Narrative / Non-narrative

However, Listen to Britain is not a non-narrative film, it does not have a “non-narrative style” (Lovell and Hillier, 1972 pp89). It has a narrative of images and, to a much greater extent, sound that propel the viewer through the film. The audience are not necessarily pushed forwards in a linear sense, but against the conventional narrative parameters of cinematic time and space into an aural dimension, an aural depth. It also clearly demonstrates Winston’s “Chrono-Logic”; the film has an internal narrative – the time span that the events on screen are occurring within – but also an external narrative of the duration of the film within its screening. Jennings utilises time as a cyclical emblem, reinforcing his ideas around the unstoppable recycling of events. He starts and ends at the same time of the day, drawing us into the idea that this is happening every day. He is giving his films a level of ordinariness and denies the audience the concept of narrative resolution – there can be no resolution in a cycle of events.

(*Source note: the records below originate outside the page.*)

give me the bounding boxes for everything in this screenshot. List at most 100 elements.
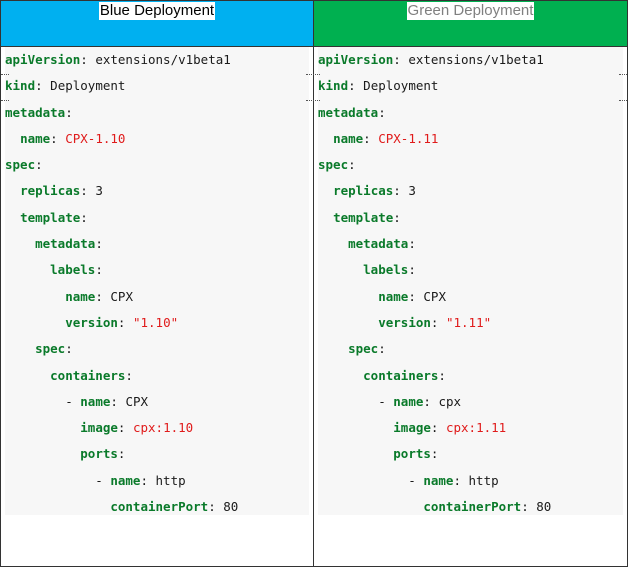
yaml-value: Deployment	[363, 78, 439, 94]
yaml-indent	[318, 131, 333, 146]
yaml-indent	[5, 131, 20, 146]
yaml-indent	[5, 210, 20, 225]
yaml-separator: :	[430, 314, 446, 330]
yaml-key: name	[20, 130, 51, 146]
yaml-line: - name: cpx	[318, 389, 623, 415]
yaml-value: CPX-1.10	[65, 130, 126, 146]
yaml-indent	[318, 420, 393, 435]
yaml-value: cpx:1.10	[132, 420, 194, 436]
yaml-value: 80	[536, 499, 552, 515]
yaml-value: extensions/v1beta1	[95, 52, 231, 67]
yaml-indent	[318, 183, 333, 198]
yaml-separator: :	[35, 157, 43, 173]
yaml-separator: :	[453, 472, 469, 488]
yaml-indent: -	[318, 393, 394, 409]
yaml-key: template	[333, 209, 394, 225]
yaml-value: Deployment	[50, 78, 126, 94]
yaml-key: name	[65, 288, 96, 304]
yaml-indent	[318, 315, 378, 330]
yaml-line: - name: CPX	[5, 389, 309, 415]
yaml-key: ports	[80, 446, 118, 462]
yaml-line: labels:	[318, 257, 623, 283]
row-divider	[619, 74, 627, 75]
yaml-line: - name: http	[318, 468, 623, 494]
yaml-separator: :	[378, 341, 386, 357]
yaml-line: metadata:	[5, 231, 309, 257]
yaml-key: image	[393, 420, 431, 436]
yaml-key: metadata	[318, 104, 379, 120]
yaml-key: kind	[318, 78, 349, 94]
yaml-value: CPX	[423, 288, 446, 304]
yaml-indent	[318, 341, 348, 356]
yaml-line: replicas: 3	[5, 178, 309, 204]
yaml-separator: :	[65, 104, 73, 120]
yaml-line: containerPort: 80	[5, 494, 309, 520]
blue-deployment-title: Blue Deployment	[98, 2, 216, 20]
yaml-line: metadata:	[318, 231, 623, 257]
yaml-separator: :	[140, 472, 156, 488]
yaml-line: name: CPX	[318, 284, 623, 310]
yaml-value: CPX	[110, 288, 133, 304]
yaml-key: image	[80, 420, 118, 436]
yaml-separator: :	[80, 52, 96, 67]
yaml-key: template	[20, 209, 81, 225]
yaml-key: containers	[50, 367, 126, 383]
yaml-value: 80	[223, 499, 239, 515]
yaml-line: image: cpx:1.10	[5, 415, 309, 441]
yaml-indent: -	[318, 472, 424, 488]
yaml-indent: -	[5, 393, 81, 409]
yaml-line: ports:	[318, 441, 623, 467]
yaml-line: spec:	[5, 152, 309, 178]
row-divider	[306, 100, 320, 101]
yaml-key: apiVersion	[318, 52, 394, 67]
yaml-indent	[318, 262, 363, 277]
yaml-key: name	[393, 393, 424, 409]
yaml-separator: :	[408, 288, 424, 304]
yaml-key: spec	[35, 341, 66, 357]
row-divider	[1, 100, 9, 101]
yaml-key: name	[333, 130, 364, 146]
yaml-key: name	[110, 472, 141, 488]
yaml-line: labels:	[5, 257, 309, 283]
yaml-indent	[318, 289, 378, 304]
yaml-indent	[5, 341, 35, 356]
deployment-comparison-table: Blue Deployment apiVersion: extensions/v…	[0, 0, 628, 567]
yaml-separator: :	[125, 367, 133, 383]
yaml-line: spec:	[318, 336, 623, 362]
yaml-separator: :	[393, 52, 409, 67]
yaml-separator: :	[393, 209, 401, 225]
yaml-indent	[5, 420, 80, 435]
yaml-separator: :	[408, 236, 416, 252]
yaml-line: containerPort: 80	[318, 494, 623, 520]
row-divider	[619, 100, 627, 101]
yaml-value: http	[155, 472, 186, 488]
green-deployment-column: Green Deployment apiVersion: extensions/…	[314, 1, 627, 566]
yaml-value: 3	[408, 183, 416, 199]
yaml-indent	[5, 446, 80, 461]
yaml-indent	[318, 446, 393, 461]
yaml-value: cpx	[438, 393, 462, 409]
green-deployment-header: Green Deployment	[314, 1, 627, 47]
yaml-key: version	[65, 314, 118, 330]
yaml-key: kind	[5, 78, 36, 94]
yaml-value: "1.10"	[132, 314, 179, 330]
yaml-key: name	[423, 472, 454, 488]
yaml-indent	[5, 315, 65, 330]
yaml-line: containers:	[5, 363, 309, 389]
yaml-separator: :	[95, 288, 111, 304]
yaml-separator: :	[95, 262, 103, 278]
yaml-value: CPX	[125, 393, 149, 409]
yaml-separator: :	[117, 314, 133, 330]
yaml-indent	[5, 236, 35, 251]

In this way, Jennings is further substantiating his position of ‘other’ to the ideologies and films of the First and Second Cinemas.

This is not to say that Humphrey Jennings eschewed narrative form, instead he was entirely aware of the constraints that it imposes on the way the film is viewed. He uses these constraints on the films as a way of recognising the problems that a tight narrative structure can impose on Third Cinema. When he uses conventional narrative, as he does in A Diary for Timothy, he does so on an ultra simplistic level. He is acknowledging the presence of a contrived external control on the film, by reducing it to one of the most recognisable forms of story – the diary or memoir. By placing a basic narrative framework around the film, he again escapes the need of the audience to follow the narrative, and instead allows the film to be a continuous interaction between viewer and the film screening.